Foucault: Hep daha belirginleşen bir kaynak arama saplantısı; önceden var olan belli bir nesnelliği tüketerek güncel bir vadeyi, hep biraz daha bilgince saf dışı bırakma. Hiçbir zaman aşamayacağı bir engel karşısında dönüp duran bir düşünce gibi -hiçbir zaman kendi gölgesini, yaratma usüllerini, geçmişle bağlarını aşamayacak bir düşünce. İşte böyle, mutlak referans oluyor insan; bilginin değişmez mirasına ve zaman içinde, ister istemez olabildiğinde uzaklarda temellenmeye çalışan bir otoriteye bağlanarak. Öncelemeyi, hatta şimdiki zamana girmeyi yasaklayan; türün yasalarını ihlal etmeyi kendine yasaklayan çetin bir süreç: Hep öne sürülen doğruluğundan emin olmak lazım. Hiçbir düşünce kendi başına güvenilir ve kullandığı düzeneklerin bilincinde olamayacağına göre bütün bunlar bir aldatmaca. Söylediklerini ihtiyatlı olmaktansa söylemediklerinin riskini alabilmeliydi.
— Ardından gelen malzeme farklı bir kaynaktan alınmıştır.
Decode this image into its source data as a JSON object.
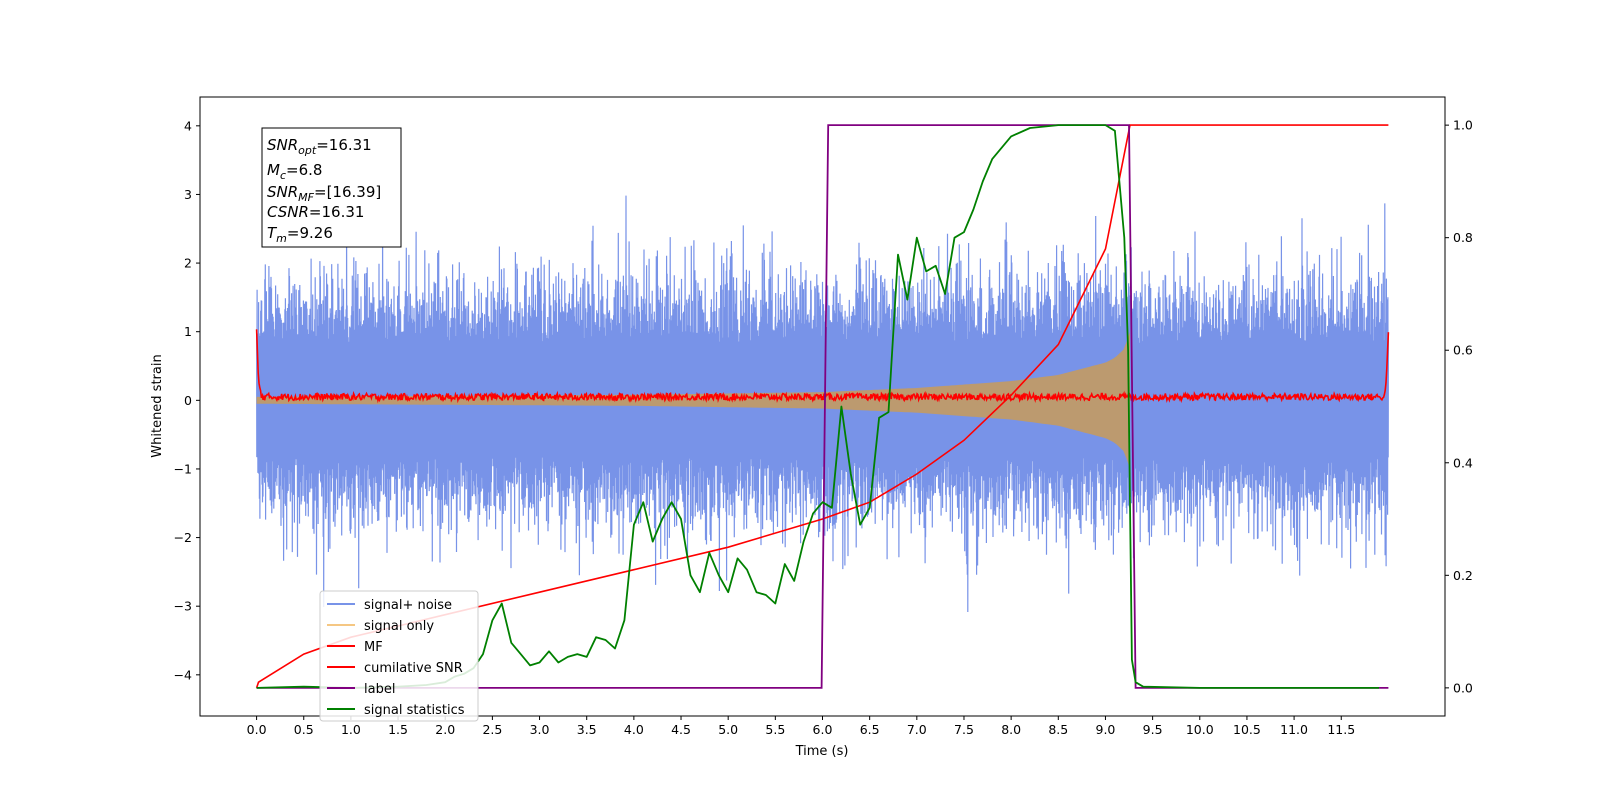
{
  "chart_data": {
    "type": "line",
    "xlabel": "Time (s)",
    "ylabel": "Whitened strain",
    "xlim": [
      -0.6,
      12.6
    ],
    "ylim": [
      -4.6,
      4.42
    ],
    "y2lim": [
      -0.05,
      1.05
    ],
    "x_ticks": [
      "0.0",
      "0.5",
      "1.0",
      "1.5",
      "2.0",
      "2.5",
      "3.0",
      "3.5",
      "4.0",
      "4.5",
      "5.0",
      "5.5",
      "6.0",
      "6.5",
      "7.0",
      "7.5",
      "8.0",
      "8.5",
      "9.0",
      "9.5",
      "10.0",
      "10.5",
      "11.0",
      "11.5"
    ],
    "y_ticks": [
      "4",
      "3",
      "2",
      "1",
      "0",
      "−1",
      "−2",
      "−3",
      "−4"
    ],
    "y2_ticks": [
      "1.0",
      "0.8",
      "0.6",
      "0.4",
      "0.2",
      "0.0"
    ],
    "colors": {
      "signal_noise": "#7893e8",
      "signal_only": "#f5c783",
      "mf": "#ff0000",
      "cumulative_snr": "#ff0000",
      "label": "#800080",
      "signal_statistics": "#008000",
      "overlap_fill": "#bc9a6f"
    },
    "info_box": {
      "snr_opt": {
        "main": "SNR",
        "sub": "opt",
        "value": "=16.31"
      },
      "mc": {
        "main": "M",
        "sub": "c",
        "value": "=6.8"
      },
      "snr_mf": {
        "main": "SNR",
        "sub": "MF",
        "value": "=[16.39]"
      },
      "csnr": {
        "main": "CSNR",
        "sub": "",
        "value": "=16.31"
      },
      "tm": {
        "main": "T",
        "sub": "m",
        "value": "=9.26"
      }
    },
    "legend": {
      "placement": "lower-left",
      "entries": [
        "signal+ noise",
        "signal only",
        "MF",
        "cumilative SNR",
        "label",
        "signal statistics"
      ]
    },
    "signal_noise_envelope": {
      "x": [
        0.0,
        6.0,
        9.24,
        9.28,
        12.0
      ],
      "upper": [
        2.3,
        2.3,
        2.4,
        2.3,
        2.3
      ],
      "lower": [
        -2.3,
        -2.3,
        -2.4,
        -2.3,
        -2.3
      ]
    },
    "signal_only_envelope": {
      "x": [
        0.0,
        4.0,
        6.0,
        7.0,
        8.0,
        8.5,
        9.0,
        9.1,
        9.2,
        9.26
      ],
      "amplitude": [
        0.05,
        0.08,
        0.12,
        0.18,
        0.28,
        0.37,
        0.55,
        0.62,
        0.75,
        1.0
      ]
    },
    "mf": {
      "x": [
        0.0,
        0.02,
        0.05,
        11.96,
        11.98,
        12.0
      ],
      "values": [
        1.0,
        0.3,
        0.05,
        0.05,
        0.4,
        0.95
      ],
      "noise_amplitude": 0.05
    },
    "cumulative_snr": {
      "x": [
        0.0,
        0.02,
        0.5,
        1.0,
        1.5,
        2.0,
        3.0,
        4.0,
        5.0,
        6.0,
        6.5,
        7.0,
        7.5,
        8.0,
        8.5,
        9.0,
        9.26,
        9.28,
        12.0
      ],
      "values": [
        0.0,
        0.01,
        0.06,
        0.09,
        0.11,
        0.13,
        0.17,
        0.21,
        0.25,
        0.3,
        0.33,
        0.38,
        0.44,
        0.52,
        0.61,
        0.78,
        1.0,
        1.0,
        1.0
      ]
    },
    "label": {
      "x": [
        0.0,
        5.99,
        6.06,
        9.25,
        9.32,
        12.0
      ],
      "values": [
        0.0,
        0.0,
        1.0,
        1.0,
        0.0,
        0.0
      ]
    },
    "signal_statistics": {
      "x": [
        0.0,
        0.5,
        1.0,
        1.5,
        1.8,
        2.0,
        2.1,
        2.2,
        2.3,
        2.4,
        2.5,
        2.6,
        2.7,
        2.8,
        2.9,
        3.0,
        3.1,
        3.2,
        3.3,
        3.4,
        3.5,
        3.6,
        3.7,
        3.8,
        3.9,
        4.0,
        4.05,
        4.1,
        4.2,
        4.3,
        4.4,
        4.5,
        4.6,
        4.7,
        4.8,
        4.9,
        5.0,
        5.1,
        5.2,
        5.3,
        5.4,
        5.5,
        5.6,
        5.7,
        5.8,
        5.9,
        6.0,
        6.1,
        6.2,
        6.3,
        6.4,
        6.5,
        6.6,
        6.7,
        6.8,
        6.9,
        7.0,
        7.1,
        7.2,
        7.3,
        7.4,
        7.5,
        7.6,
        7.7,
        7.8,
        8.0,
        8.2,
        8.5,
        9.0,
        9.1,
        9.2,
        9.24,
        9.28,
        9.32,
        9.4,
        10.0,
        11.0,
        11.9
      ],
      "values": [
        0.0,
        0.002,
        0.0,
        0.002,
        0.005,
        0.01,
        0.02,
        0.025,
        0.035,
        0.06,
        0.12,
        0.15,
        0.08,
        0.06,
        0.04,
        0.045,
        0.065,
        0.045,
        0.055,
        0.06,
        0.055,
        0.09,
        0.085,
        0.07,
        0.12,
        0.29,
        0.31,
        0.33,
        0.26,
        0.3,
        0.33,
        0.3,
        0.2,
        0.17,
        0.24,
        0.2,
        0.17,
        0.23,
        0.21,
        0.17,
        0.165,
        0.15,
        0.22,
        0.19,
        0.26,
        0.31,
        0.33,
        0.32,
        0.5,
        0.38,
        0.29,
        0.32,
        0.48,
        0.49,
        0.77,
        0.69,
        0.8,
        0.74,
        0.75,
        0.7,
        0.8,
        0.81,
        0.85,
        0.9,
        0.94,
        0.98,
        0.995,
        1.0,
        1.0,
        0.99,
        0.8,
        0.6,
        0.05,
        0.01,
        0.002,
        0.0,
        0.0,
        0.0
      ]
    }
  }
}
Her ne kadar Foucault’nun ihtiyatlı tutumunun nedeni büyük bir nesnel edep duygusu olsa da, onun dramı, başka bir iktidar desteğiyle bu savunma hattının dışına hiç çıkamamış, kendine özgü ayrımcılıklara kendini hapsetmiş olmasıyla başladı. Foucault, bütün bilgisini, bütün enerjisini kullanarak bu isteği inşa etti; elde edeceği bilançoya karşı güvenini her geçen gün yitirdi ve şöhret abartıldıkça kafası karıştı. Sonsuza çekilerek öldü, yok oldu, bize ve kendisine en küçük bir umut yaratmadan; Yüksek Bilgi’nin belirsiz sınırlarında.
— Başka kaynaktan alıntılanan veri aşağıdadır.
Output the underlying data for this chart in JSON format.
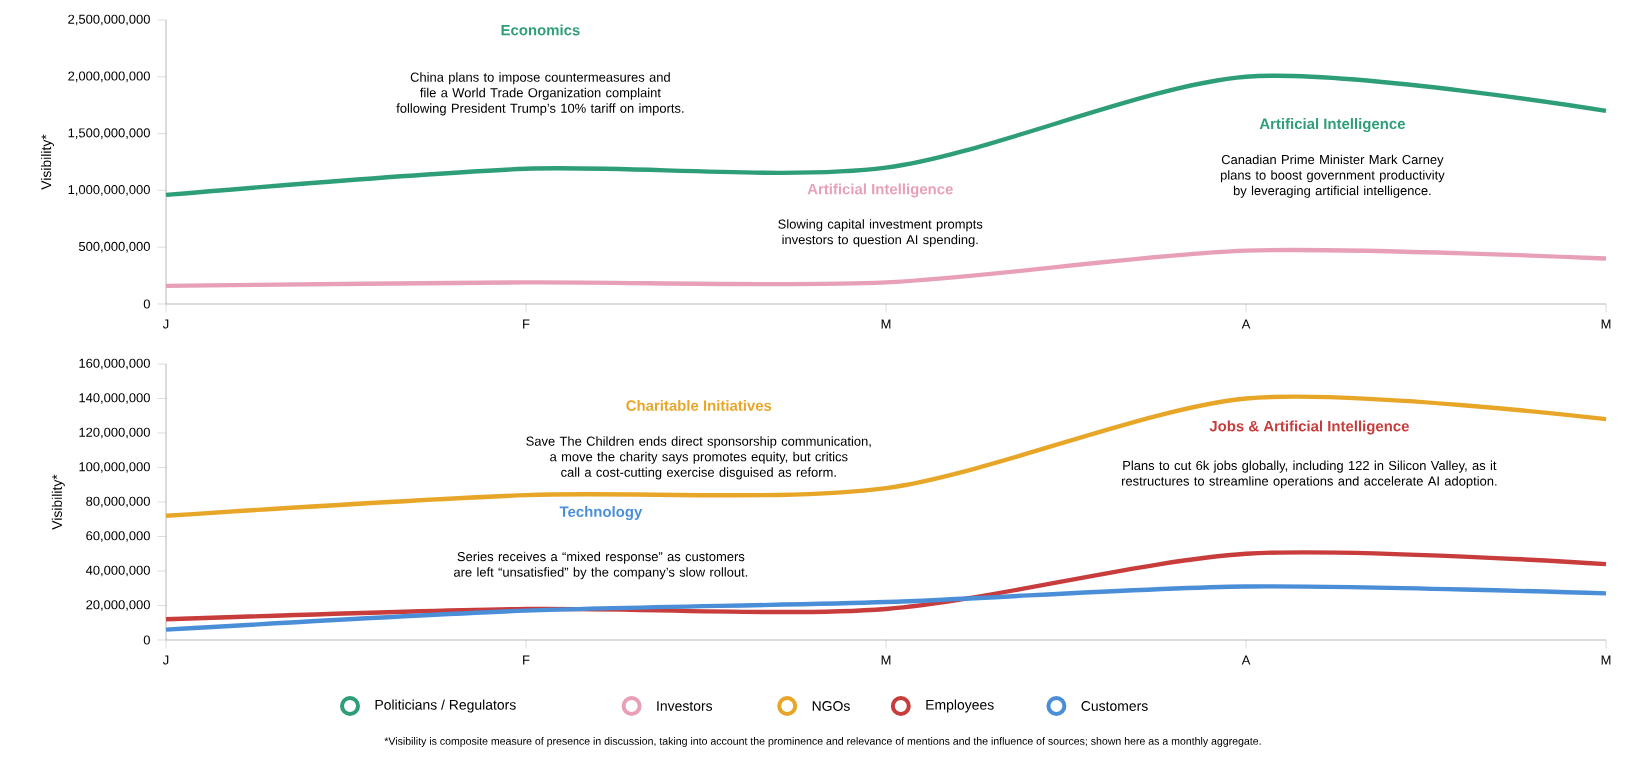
{
  "chart_data": [
    {
      "type": "line",
      "ylabel": "Visibility*",
      "categories": [
        "J",
        "F",
        "M",
        "A",
        "M"
      ],
      "ylim": [
        0,
        2500000000
      ],
      "yticks": [
        {
          "value": 0,
          "label": "0"
        },
        {
          "value": 500000000,
          "label": "500,000,000"
        },
        {
          "value": 1000000000,
          "label": "1,000,000,000"
        },
        {
          "value": 1500000000,
          "label": "1,500,000,000"
        },
        {
          "value": 2000000000,
          "label": "2,000,000,000"
        },
        {
          "value": 2500000000,
          "label": "2,500,000,000"
        }
      ],
      "series": [
        {
          "name": "Politicians / Regulators",
          "color": "#2e9e78",
          "values": [
            960000000,
            1190000000,
            1200000000,
            2000000000,
            1700000000
          ]
        },
        {
          "name": "Investors",
          "color": "#e8a0b8",
          "values": [
            160000000,
            190000000,
            190000000,
            470000000,
            400000000
          ]
        }
      ],
      "legend": "bottom",
      "annotations": [
        "Economics",
        "China plans to impose countermeasures and file a World Trade Organization complaint following President Trump’s 10% tariff on imports.",
        "Artificial Intelligence",
        "Slowing capital investment prompts investors to question AI spending.",
        "Artificial Intelligence",
        "Canadian Prime Minister Mark Carney plans to boost government productivity by leveraging artificial intelligence."
      ]
    },
    {
      "type": "line",
      "ylabel": "Visibility*",
      "categories": [
        "J",
        "F",
        "M",
        "A",
        "M"
      ],
      "ylim": [
        0,
        160000000
      ],
      "yticks": [
        {
          "value": 0,
          "label": "0"
        },
        {
          "value": 20000000,
          "label": "20,000,000"
        },
        {
          "value": 40000000,
          "label": "40,000,000"
        },
        {
          "value": 60000000,
          "label": "60,000,000"
        },
        {
          "value": 80000000,
          "label": "80,000,000"
        },
        {
          "value": 100000000,
          "label": "100,000,000"
        },
        {
          "value": 120000000,
          "label": "120,000,000"
        },
        {
          "value": 140000000,
          "label": "140,000,000"
        },
        {
          "value": 160000000,
          "label": "160,000,000"
        }
      ],
      "series": [
        {
          "name": "NGOs",
          "color": "#e8a628",
          "values": [
            72000000,
            84000000,
            88000000,
            140000000,
            128000000
          ]
        },
        {
          "name": "Employees",
          "color": "#c83c3c",
          "values": [
            12000000,
            18000000,
            18000000,
            50000000,
            44000000
          ]
        },
        {
          "name": "Customers",
          "color": "#4a8ed8",
          "values": [
            6000000,
            17000000,
            22000000,
            31000000,
            27000000
          ]
        }
      ],
      "legend": "bottom",
      "annotations": [
        "Charitable Initiatives",
        "Save The Children ends direct sponsorship communication, a move the charity says promotes equity, but critics call a cost-cutting exercise disguised as reform.",
        "Jobs & Artificial Intelligence",
        "Plans to cut 6k jobs globally, including 122 in Silicon Valley, as it restructures to streamline operations and accelerate AI adoption.",
        "Technology",
        "Series receives a “mixed response” as customers are left “unsatisfied” by the company’s slow rollout.",
        "*Visibility is composite measure of presence in discussion, taking into account the prominence and relevance of mentions and the influence of sources; shown here as a monthly aggregate."
      ]
    }
  ]
}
Bartes’in, Lacan’ın, Foucault’nun (hatta Althusser’in) metinleri, yok oluşun felsefesi değil de ne? İnsanın, ideolojinin silinmesi. Yapının yokluğu, öznenin ölümü, eksiklik, aphanisis. Onlar da bu yüzden öldü zaten ve onların ölümü bu insanlık dışı görünümün ayırt edici özelliklerini barındırıyor. Onların ölümü Büyük Feragat’ın, kopuşun, iradenin hesaplanmış yanılgısının, arzunun hesaplanmış zayıflığının izlerini taşıyor. Sessizlik, bütün biçimleri kullanarak onları sona sürüklüyor ve kelimeler birer birer geri çekiliyorlar. Onların düşünceleri mutlu yarınları dile getirmediği gibi, yandaşlarının bütün üzüntüsüne rağmen bir sonuç da barındırmıyor. Çünkü bunlar incelikli düşüceler; kendi izlerini bile inceltiyorlar ve sonuç olarak hiçbir zaman yapıcı bir etki yaratmıyorlar (en azından, yaptıkları en iyi şey bu değil). Düşünceleri hümanist, liberal hatta düzenle oynayan bir bağlamda köklenenler (Levi-Strauss, Lefebvre, Aron ve hatta Sartre) varlıklarını çok daha iyi sürdürebiliyorlar. İster hayatta olsunlar ister ölmüş, onlar diğerleri gibi ”yok olmadılar”, virüsten zarar görmediler, yazdıkları onların kalıcı olmalarını sağlıyor ve başarıları eskiden olduğu gibi sürüyor. Oysa bütün bir kuşak, ifade ettiği ve sezdiği insanlık dışı ne varsa, bununla tam bir uyum halinde yok oldu. Onlar ironik işaretler bıraktılar. Müthiş bir hayal kırıklığına uğrayan yandaşlarının yapacağı tek iş, zarafete ve yok oluşlarındaki üsluba aldırmayarak olumlu anıtlar verebilmektir.